Perhaps at the time, their separation had been the only safe course. But after
all they had been through since, she could not help but feel that they could
have found a way to be together.
How different
their lives might have been! Nicolette would have known her father from the
start. And Steven, poor Steven, who had married a mysterious young woman with a
two-year old daughter and loved them both without ever asking about their past,
would never have died a tragic death at the hands of that vengeful vampire,
Spark.
On the
other hand, she would never have had her son, Richie, named for the late
brother that this world of vampires had been unable to save from an untimely
death. The five year old had been made to forget his father’s murder, and had
taken to Nick at once. And Natalie knew that Nick loved him as if he were his
own son. If Nick regretted his decisions of the past, he had done everything in
his power to make it up to both her and the children.
Even as
these familiar thoughts sped through her mind at light speed, she realized that
Nick was studying her sullenly, reading them on her face. She breathed deeply
and lay back against the pillow.
“Penny for
your thoughts?” he asked tentatively, though he surely knew what they were,
just as surely as he dreaded to hear them.
“Don’t be
cheap. You’re a millionaire, and my thoughts are worth a hell of a lot more
than a penny,” she teased him, wanting to push the darkness away from both of
them.
“Good
point,” he said with a slight smile, easing back down to lie beside her. He
turned to face her, caressing her lightly on the cheek. “Okay. I’ll give you
$100,000 just for one thought.”
Nick had
always been one to torture himself with guilt. But she wouldn’t indulge him
now. “Okay, just one, but this is for free. I love you.”
There was
so much in his eyes—relief to not have to speak of the past, and remorse over
the pain she would keep to herself. “I love you too, Nat. More than…more than…”

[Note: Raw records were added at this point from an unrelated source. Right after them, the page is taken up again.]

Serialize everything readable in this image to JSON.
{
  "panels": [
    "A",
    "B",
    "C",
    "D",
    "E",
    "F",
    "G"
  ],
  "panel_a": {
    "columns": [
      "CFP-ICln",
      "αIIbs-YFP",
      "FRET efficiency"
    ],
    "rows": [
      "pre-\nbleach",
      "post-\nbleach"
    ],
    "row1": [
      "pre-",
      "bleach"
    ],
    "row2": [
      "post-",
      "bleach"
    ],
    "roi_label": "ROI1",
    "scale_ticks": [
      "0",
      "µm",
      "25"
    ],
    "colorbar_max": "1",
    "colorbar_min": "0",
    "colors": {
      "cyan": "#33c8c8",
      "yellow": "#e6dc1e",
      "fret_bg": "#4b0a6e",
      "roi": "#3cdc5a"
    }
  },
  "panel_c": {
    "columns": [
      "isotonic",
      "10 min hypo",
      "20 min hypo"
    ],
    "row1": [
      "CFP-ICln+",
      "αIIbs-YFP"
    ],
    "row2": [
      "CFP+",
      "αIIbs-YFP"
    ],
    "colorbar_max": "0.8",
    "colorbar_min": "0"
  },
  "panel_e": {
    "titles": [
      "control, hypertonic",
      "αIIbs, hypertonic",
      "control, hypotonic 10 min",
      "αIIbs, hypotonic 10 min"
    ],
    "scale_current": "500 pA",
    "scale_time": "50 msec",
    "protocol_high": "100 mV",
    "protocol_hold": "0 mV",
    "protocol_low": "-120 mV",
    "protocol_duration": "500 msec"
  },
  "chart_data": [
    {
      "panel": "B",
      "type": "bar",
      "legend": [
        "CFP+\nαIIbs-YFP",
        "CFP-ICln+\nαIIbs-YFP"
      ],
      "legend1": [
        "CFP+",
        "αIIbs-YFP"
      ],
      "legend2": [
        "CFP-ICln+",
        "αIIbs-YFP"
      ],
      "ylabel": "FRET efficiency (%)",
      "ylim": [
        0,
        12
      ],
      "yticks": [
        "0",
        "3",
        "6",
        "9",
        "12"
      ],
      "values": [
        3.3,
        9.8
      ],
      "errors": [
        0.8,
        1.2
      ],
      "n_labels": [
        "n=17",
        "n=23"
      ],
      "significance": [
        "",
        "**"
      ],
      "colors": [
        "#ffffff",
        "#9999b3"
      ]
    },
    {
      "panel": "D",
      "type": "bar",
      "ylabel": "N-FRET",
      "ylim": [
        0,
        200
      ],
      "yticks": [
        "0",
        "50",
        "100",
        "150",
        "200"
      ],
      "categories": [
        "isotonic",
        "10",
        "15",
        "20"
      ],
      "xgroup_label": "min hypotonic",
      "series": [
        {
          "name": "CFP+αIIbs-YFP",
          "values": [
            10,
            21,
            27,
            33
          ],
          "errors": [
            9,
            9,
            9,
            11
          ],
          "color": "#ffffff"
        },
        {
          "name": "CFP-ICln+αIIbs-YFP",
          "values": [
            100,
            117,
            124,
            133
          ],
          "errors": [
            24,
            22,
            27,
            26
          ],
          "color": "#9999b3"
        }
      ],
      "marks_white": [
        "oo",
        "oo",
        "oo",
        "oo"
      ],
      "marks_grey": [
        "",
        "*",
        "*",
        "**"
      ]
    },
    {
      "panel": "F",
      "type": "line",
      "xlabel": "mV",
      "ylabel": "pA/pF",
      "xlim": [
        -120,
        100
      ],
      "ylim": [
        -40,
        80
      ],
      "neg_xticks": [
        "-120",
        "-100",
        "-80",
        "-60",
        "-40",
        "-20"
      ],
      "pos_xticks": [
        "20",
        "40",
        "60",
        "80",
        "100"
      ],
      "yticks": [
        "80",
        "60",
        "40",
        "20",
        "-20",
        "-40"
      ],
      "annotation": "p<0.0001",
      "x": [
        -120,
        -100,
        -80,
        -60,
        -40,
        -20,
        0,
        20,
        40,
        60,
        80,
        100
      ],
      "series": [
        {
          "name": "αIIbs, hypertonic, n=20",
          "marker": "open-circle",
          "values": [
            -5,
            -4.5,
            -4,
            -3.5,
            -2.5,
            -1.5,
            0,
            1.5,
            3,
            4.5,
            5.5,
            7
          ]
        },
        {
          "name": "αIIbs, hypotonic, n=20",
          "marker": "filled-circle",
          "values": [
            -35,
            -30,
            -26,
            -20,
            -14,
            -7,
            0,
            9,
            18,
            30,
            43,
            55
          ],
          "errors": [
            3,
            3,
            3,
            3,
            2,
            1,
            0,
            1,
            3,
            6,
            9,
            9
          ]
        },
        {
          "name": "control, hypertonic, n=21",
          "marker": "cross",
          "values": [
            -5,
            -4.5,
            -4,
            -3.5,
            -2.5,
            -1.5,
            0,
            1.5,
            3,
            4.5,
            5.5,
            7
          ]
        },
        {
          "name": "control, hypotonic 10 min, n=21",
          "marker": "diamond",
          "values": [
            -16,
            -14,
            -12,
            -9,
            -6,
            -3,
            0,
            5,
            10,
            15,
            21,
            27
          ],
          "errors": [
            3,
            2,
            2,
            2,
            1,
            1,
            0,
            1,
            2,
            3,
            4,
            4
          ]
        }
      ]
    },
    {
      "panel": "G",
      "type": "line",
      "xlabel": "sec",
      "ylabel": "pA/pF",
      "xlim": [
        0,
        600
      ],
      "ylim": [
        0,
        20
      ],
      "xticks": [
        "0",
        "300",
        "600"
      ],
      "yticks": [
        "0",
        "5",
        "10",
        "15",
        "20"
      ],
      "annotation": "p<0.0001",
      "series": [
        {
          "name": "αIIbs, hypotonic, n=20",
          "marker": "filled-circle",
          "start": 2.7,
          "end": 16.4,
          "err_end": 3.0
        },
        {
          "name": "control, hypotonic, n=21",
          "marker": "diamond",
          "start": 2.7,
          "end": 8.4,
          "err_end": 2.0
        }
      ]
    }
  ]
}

He couldn’t even find the words, and she spared him by reaching to kiss him on
the lips. He was only too glad to show her with his kiss the intense love and
pain that filled his heart, something too deep to even express in words. For a
long while he held her wordlessly, and she almost drifted to sleep in his arms,
when he finally whispered, “I promise you, Nat. This time, I will be there. For
her birth, for every moment of her life…”
She knew he
would. She snuggled closer to him. “Nick,” she asked quietly, raising something
she never had before, “are you disappointed…that we’re having another girl?”
“Don’t be
ridiculous, Nat,” he said without the slightest hesitation. “Why would you even
think that?” he asked in real surprise.
“I dunno…I
suppose…I just thought…at my age, this will probably be our last baby…and I
thought you might have wanted to have a son.” Her age was a delicate matter. At
almost forty-six, this would most likely be her last pregnancy. Although Nick
had begun to age ever since the cure that LaCroix himself had revealed to them,
she still felt insecure about the fact that he still appeared to be no older
than in his thirties.
”We already
have a son,” he told her resolutely. It was more than a gesture. He said it as
if to imply otherwise were an insult.
“I love
you,” she said again as she buried her face into his bare chest, closing her
eyes to fall back asleep.
“I love you
too,” he said softly, sheltering her in his embrace.